You are viewing a plain text version of this content. The canonical link for it is here.
Posted to dev@sqoop.apache.org by Sharad Agarwal <sh...@gmail.com> on 2011/11/30 05:29:22 UTC
Map/Reduce being idempotent for export
How do we ensure that map/reduce tasks are idempotent. To be more clear: if
there are more than 1 map/reduce attempts for an export job, how do we make
sure that data from only single task attempt is committed ?

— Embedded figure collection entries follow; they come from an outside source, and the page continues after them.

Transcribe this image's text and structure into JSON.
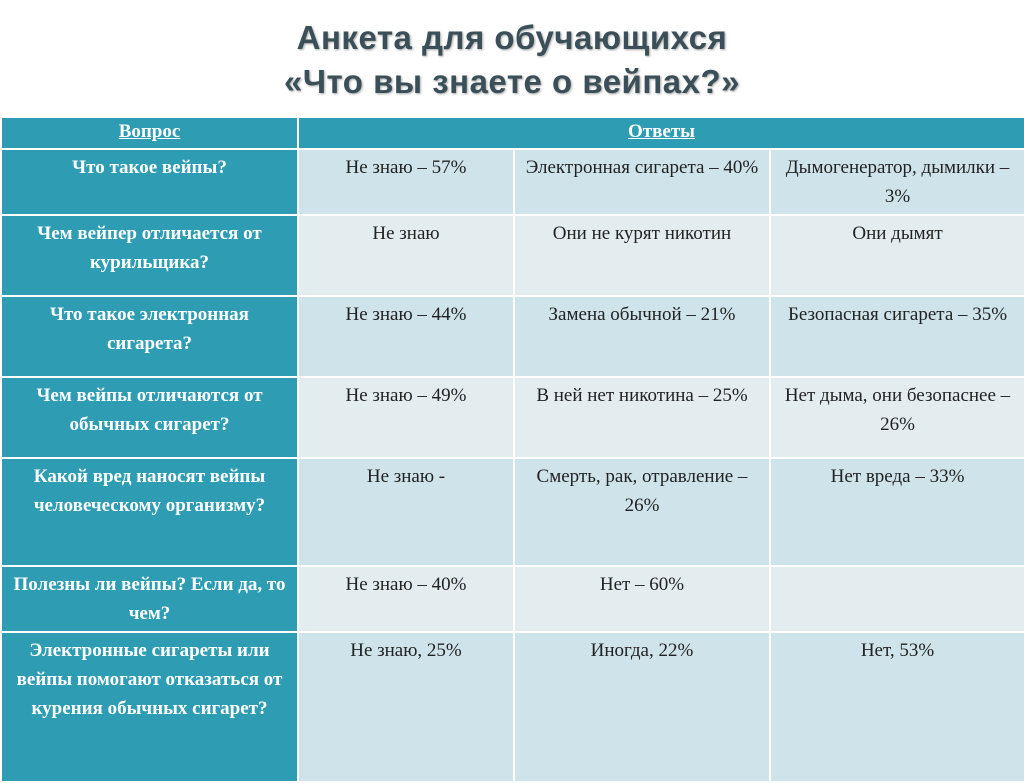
{
  "title": {
    "line1": "Анкета для обучающихся",
    "line2": "«Что вы знаете о вейпах?»"
  },
  "table": {
    "headers": {
      "question": "Вопрос",
      "answers": "Ответы"
    },
    "rows": [
      {
        "question": "Что такое вейпы?",
        "answers": [
          "Не знаю – 57%",
          "Электронная сигарета – 40%",
          "Дымогенератор, дымилки – 3%"
        ]
      },
      {
        "question": "Чем вейпер отличается от курильщика?",
        "answers": [
          "Не знаю",
          "Они не курят никотин",
          "Они дымят"
        ]
      },
      {
        "question": "Что такое электронная сигарета?",
        "answers": [
          "Не знаю – 44%",
          "Замена обычной – 21%",
          "Безопасная сигарета – 35%"
        ]
      },
      {
        "question": "Чем вейпы отличаются от обычных сигарет?",
        "answers": [
          "Не знаю – 49%",
          "В ней нет никотина – 25%",
          "Нет дыма, они безопаснее – 26%"
        ]
      },
      {
        "question": "Какой вред наносят вейпы человеческому организму?",
        "answers": [
          "Не знаю -",
          "Смерть, рак, отравление – 26%",
          "Нет вреда – 33%"
        ]
      },
      {
        "question": "Полезны ли вейпы? Если да, то чем?",
        "answers": [
          "Не знаю – 40%",
          "Нет – 60%",
          ""
        ]
      },
      {
        "question": "Электронные сигареты или вейпы помогают отказаться от курения обычных сигарет?",
        "answers": [
          "Не знаю, 25%",
          "Иногда, 22%",
          "Нет, 53%"
        ]
      }
    ]
  },
  "colors": {
    "header_bg": "#2e9db3",
    "answer_bg_light": "#cfe4ea",
    "answer_bg_pale": "#e3edf0",
    "title_color": "#3a4f58"
  }
}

Normally this is handled by OutputCommitter, however I see
NullOutputCommitter which doesn't do anything.
Thanks
Sharad
Re: Map/Reduce being idempotent for export
Posted by Kate Ting <ka...@cloudera.com>.
Sharad,
Sqoop handles this by the following arguments:
--staging-table <staging-table-name>
The table in which data will be staged before being inserted into the
destination table.
--clear-staging-table
Indicates that any data present in the staging table can be deleted.
For more information:
http://archive.cloudera.com/cdh/3/sqoop/SqoopUserGuide.html#_syntax_3
Note that only some connectors support staging tables.
Regards, Kate
On Tue, Nov 29, 2011 at 8:29 PM, Sharad Agarwal <sh...@gmail.com>wrote:
> How do we ensure that map/reduce tasks are idempotent. To be more clear: if
> there are more than 1 map/reduce attempts for an export job, how do we make
> sure that data from only single task attempt is committed ?
>
> Normally this is handled by OutputCommitter, however I see
> NullOutputCommitter which doesn't do anything.
>
> Thanks
> Sharad
>